Expand description
§larch
This crate provides a generic, trait-based framework for clustering and sampling algorithms. The main goal of this library is to implemenent a hierarchical clustering method to determine k for seeding a kmeans clustering algorithm.
It supports:
- Metric-based clustering via the [
Metric] trait. - Hierachical seeding of kmeans through tree cutting agglomerative clustering algorithm.

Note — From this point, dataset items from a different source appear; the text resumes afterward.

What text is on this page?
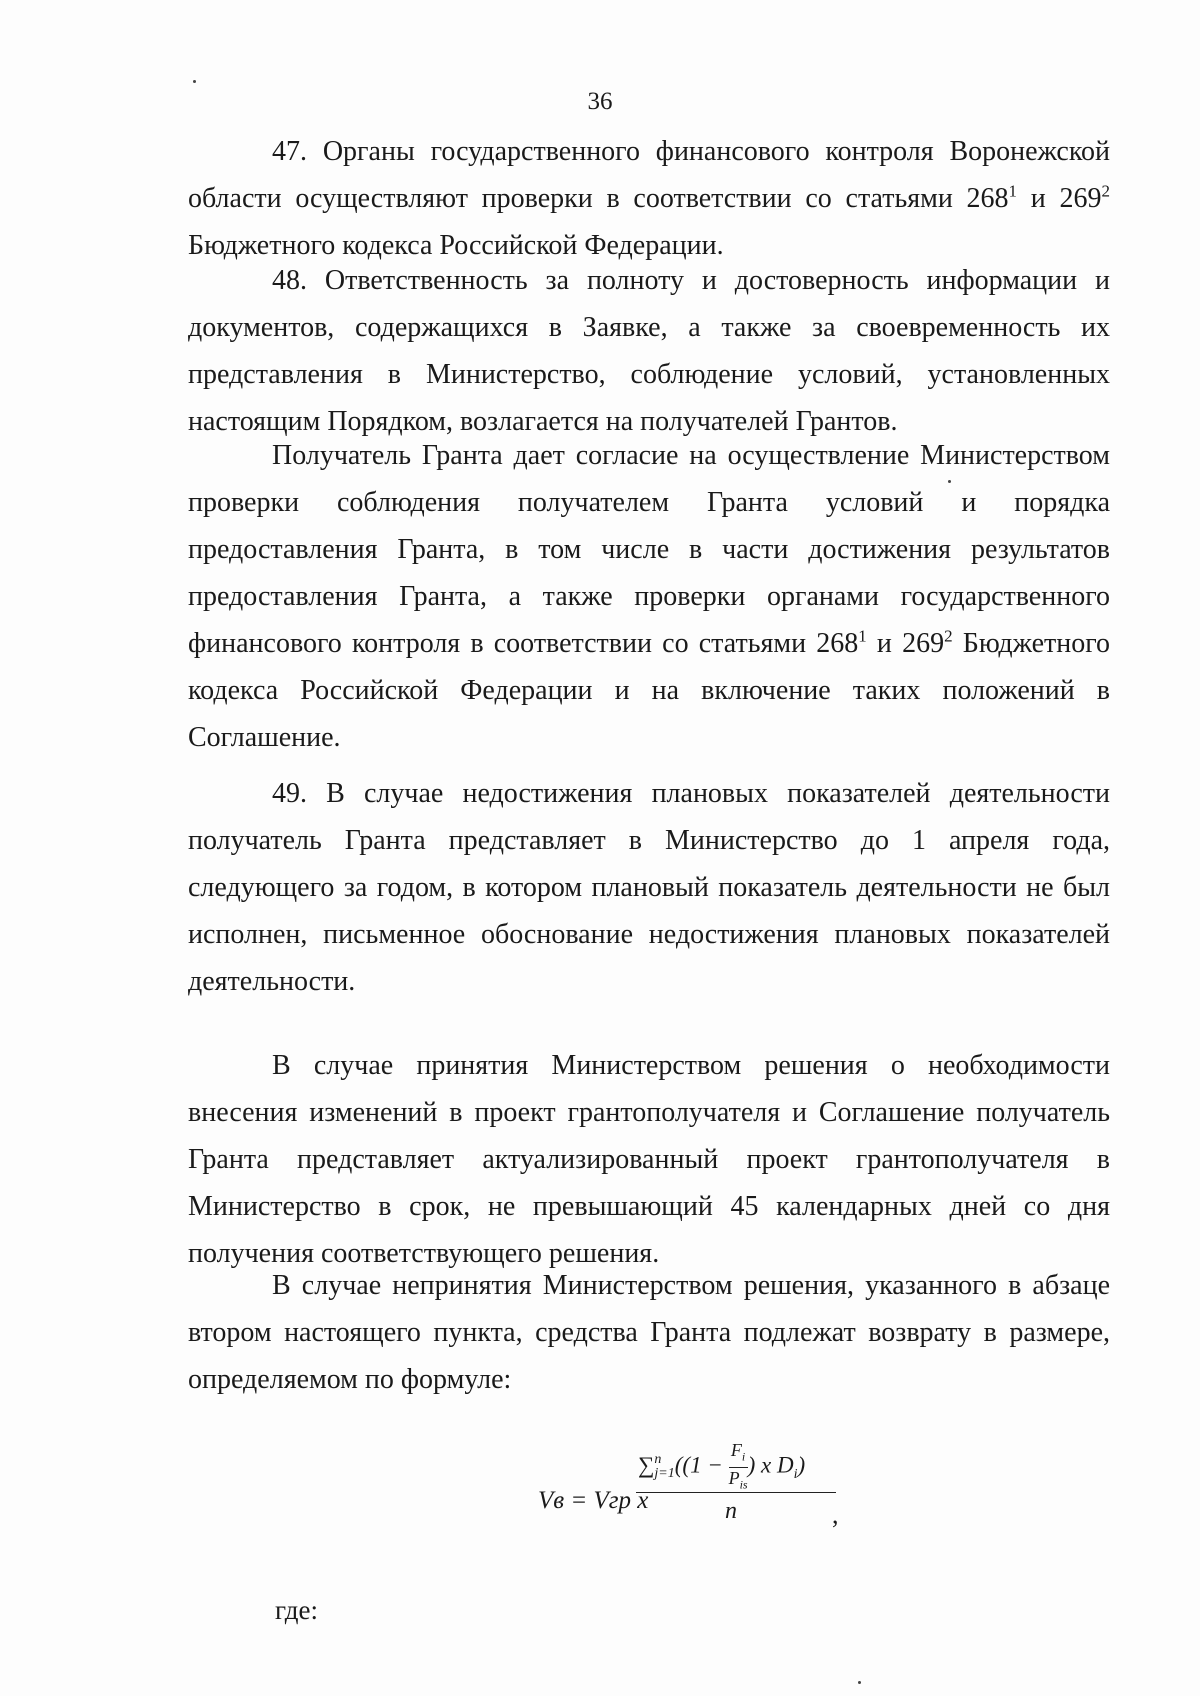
36

47. Органы государственного финансового контроля Воронежской области осуществляют проверки в соответствии со статьями $268^1$ и $269^2$ Бюджетного кодекса Российской Федерации.

48. Ответственность за полноту и достоверность информации и документов, содержащихся в Заявке, а также за своевременность их представления в Министерство, соблюдение условий, установленных настоящим Порядком, возлагается на получателей Грантов.

Получатель Гранта дает согласие на осуществление Министерством проверки соблюдения получателем Гранта условий и порядка предоставления Гранта, в том числе в части достижения результатов предоставления Гранта, а также проверки органами государственного финансового контроля в соответствии со статьями $268^1$ и $269^2$ Бюджетного кодекса Российской Федерации и на включение таких положений в Соглашение.

49. В случае недостижения плановых показателей деятельности получатель Гранта представляет в Министерство до 1 апреля года, следующего за годом, в котором плановый показатель деятельности не был исполнен, письменное обоснование недостижения плановых показателей деятельности.

В случае принятия Министерством решения о необходимости внесения изменений в проект грантополучателя и Соглашение получатель Гранта представляет актуализированный проект грантополучателя в Министерство в срок, не превышающий 45 календарных дней со дня получения соответствующего решения.

В случае непринятия Министерством решения, указанного в абзаце втором настоящего пункта, средства Гранта подлежат возврату в размере, определяемом по формуле:

Vв = Vгр x
∑ n
j=1 (($1 - \frac{F_i}{P_{is}}$ ) x $D_i$)
n	,
где:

- Centroid-based clustering methods like k-means and hierarchical clustering through [
ClusterCompare].
§Overview
The crate is designed for composability and generic use. Implement the [Metric] trait
for your own data type, then derive additional clustering behavior automatically through
the provided default methods.
§Example
use larch::prelude::*;
#[derive(Clone, Copy, Debug)]
struct Point(f64, f64);
impl Metric<Point> for Point {
fn distance(&self, other: &Point) -> f64 {
((self.0 - other.0).powi(2) + (self.1 - other.1).powi(2)).sqrt()
}
}
impl ClusterCompare<Point> for Point {
fn compute_centroid(data: &Vec<Point>) -> Point {
let (sx, sy): (f64, f64) = data.iter().fold((0.0, 0.0), |acc, p| (acc.0 + p.0, acc.1 + p.1));
let n = data.len() as f64;
Point(sx / n, sy / n)
}
}
let points = vec![Point(0.0, 0.0), Point(1.0, 1.0), Point(10.0, 10.0)];
// normal k-means
let kmeans_clusters = Point::kmeans(&points, 2);
// determine k by hierarchical clustering + tree cutting then run kmeans
let seeded_clusters = Point::hierarchical_seeded_kmeans(&points);
println!("K-means clusters: {:?}", kmeans_clusters);
println!("Seeded K-means clusters: {:?}", seeded_clusters);§Note
This library is not highly optmized and due to the Rust implementation of [BinaryHeap] the hierarchical
clustering is not deterministic.
§License
larch is licensed under the BSD 3 license (see LICENSE in the main repository).